I’m honestly not sure why it has taken me 18 months to share Brandon’s story.
But I know Connie wants his story told in order to call attention to the opioid epidemic, which killed more Americans in 2016 than were killed throughout the entire Vietnam War. And I’d also like to shine a light on the work of my newest client, Southern Legal Counsel (SLC), a nonprofit law firm in Gainesville.

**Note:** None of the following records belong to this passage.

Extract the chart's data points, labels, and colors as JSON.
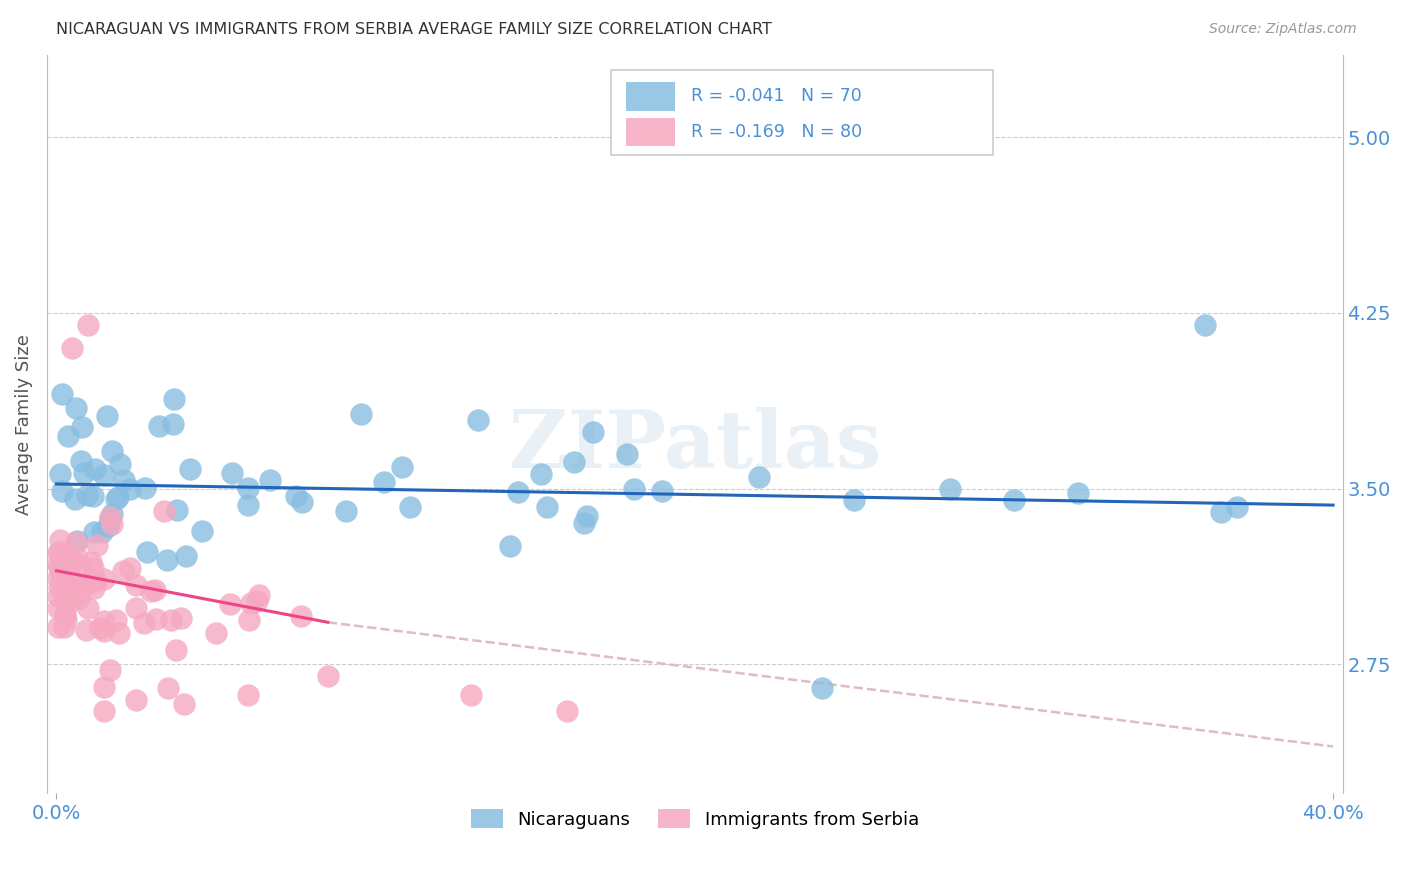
{
  "title": "NICARAGUAN VS IMMIGRANTS FROM SERBIA AVERAGE FAMILY SIZE CORRELATION CHART",
  "source": "Source: ZipAtlas.com",
  "ylabel": "Average Family Size",
  "yticks": [
    2.75,
    3.5,
    4.25,
    5.0
  ],
  "ylim": [
    2.2,
    5.35
  ],
  "xlim": [
    -0.003,
    0.403
  ],
  "legend_nicaraguans": "Nicaraguans",
  "legend_serbia": "Immigrants from Serbia",
  "r_nicaraguan": "-0.041",
  "n_nicaraguan": "70",
  "r_serbia": "-0.169",
  "n_serbia": "80",
  "blue_color": "#88bde0",
  "pink_color": "#f5a8c0",
  "blue_line_color": "#2266bb",
  "pink_line_color": "#ee4488",
  "dashed_line_color": "#ddbbc8",
  "grid_color": "#cccccc",
  "tick_label_color": "#4a90d9",
  "title_color": "#333333",
  "watermark_color": "#d8e4f0",
  "background_color": "#ffffff"
}
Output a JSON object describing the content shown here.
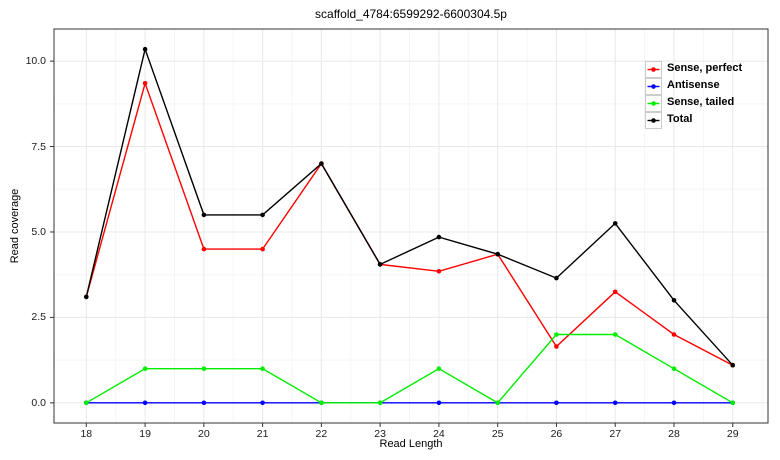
{
  "chart_data": {
    "type": "line",
    "title": "scaffold_4784:6599292-6600304.5p",
    "xlabel": "Read Length",
    "ylabel": "Read coverage",
    "x": [
      18,
      19,
      20,
      21,
      22,
      23,
      24,
      25,
      26,
      27,
      28,
      29
    ],
    "series": [
      {
        "name": "Sense, perfect",
        "color": "#ff0000",
        "values": [
          3.1,
          9.35,
          4.5,
          4.5,
          7.0,
          4.05,
          3.85,
          4.35,
          1.65,
          3.25,
          2.0,
          1.1
        ]
      },
      {
        "name": "Antisense",
        "color": "#0000ff",
        "values": [
          0,
          0,
          0,
          0,
          0,
          0,
          0,
          0,
          0,
          0,
          0,
          0
        ]
      },
      {
        "name": "Sense, tailed",
        "color": "#00ee00",
        "values": [
          0,
          1,
          1,
          1,
          0,
          0,
          1,
          0,
          2,
          2,
          1,
          0
        ]
      },
      {
        "name": "Total",
        "color": "#000000",
        "values": [
          3.1,
          10.35,
          5.5,
          5.5,
          7.0,
          4.05,
          4.85,
          4.35,
          3.65,
          5.25,
          3.0,
          1.1
        ]
      }
    ],
    "xticks": [
      18,
      19,
      20,
      21,
      22,
      23,
      24,
      25,
      26,
      27,
      28,
      29
    ],
    "yticks": [
      {
        "value": 0,
        "label": "0.0"
      },
      {
        "value": 2.5,
        "label": "2.5"
      },
      {
        "value": 5,
        "label": "5.0"
      },
      {
        "value": 7.5,
        "label": "7.5"
      },
      {
        "value": 10,
        "label": "10.0"
      }
    ],
    "xlim": [
      17.45,
      29.6
    ],
    "ylim": [
      -0.59,
      10.94
    ],
    "grid": {
      "major_color": "#e8e8e8",
      "minor_color": "#f5f5f5",
      "minor_x": [
        18.5,
        19.5,
        20.5,
        21.5,
        22.5,
        23.5,
        24.5,
        25.5,
        26.5,
        27.5,
        28.5,
        29.5
      ],
      "minor_y": [
        1.25,
        3.75,
        6.25,
        8.75
      ]
    },
    "legend_position": "top-right"
  },
  "style": {
    "panel_border": "#333333",
    "tick_color": "#333333",
    "background": "#ffffff"
  }
}
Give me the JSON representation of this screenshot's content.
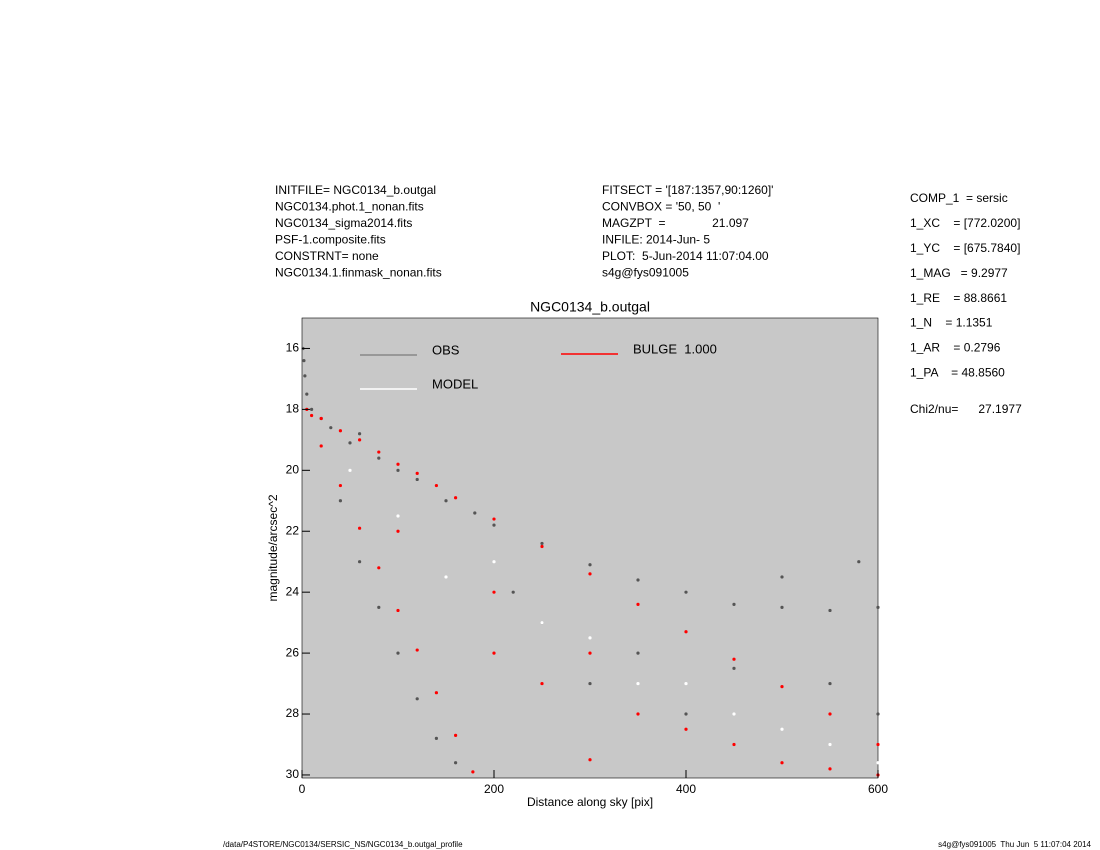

SLC has been working to protect the human and civil rights of Floridians for more than 40 years. Among other things, they work to abolish laws and practices that punish homeless people for the things they do to survive, whether sleeping or resting in public places or asking for money in much the same way Brandon asked me for food.
I told Connie why I wanted to write about Brandon, and she was all in.
“I encourage you to tell his story,” she wrote. “His tragedy does not have to define every addict’s story. If we can find ways to break down the stigma associated with mental illness, addiction and homelessness, which generally go hand in hand, we can give people back their dignity and help others to see that they need help no differently than someone with chronic illness needs health care. Thank you for telling Brandon’s story. I believe there was a reason that you were there and bought him dinner on his last birthday.”
Homelessness and the First Amendment
When Brandon Roat approached Nancy Kinnally, he was panhandling.
Last Thursday, as part of a campaign coordinated nationally by the National Center on Homelessness and Poverty and statewide by Southern Legal Counsel and the ACLU of Florida, a coalition of advocates sent a letter to the city of Lake Worth demanding that it repeal a ban on panhandling.
The coalition is working to educate local governments that ordinances banning panhandling have been found unconstitutional, that punishing homeless people with fines, fees and arrests for asking for help only prolongs their homelessness, and that housing and social services are the only true solutions to homelessness.
Brandon told me he’d lived in a group foster home and that he’d never known his birth parents, who’d been addicted to cocaine. He said he never did drugs, “except maybe a little weed, but I usually can’t afford it.”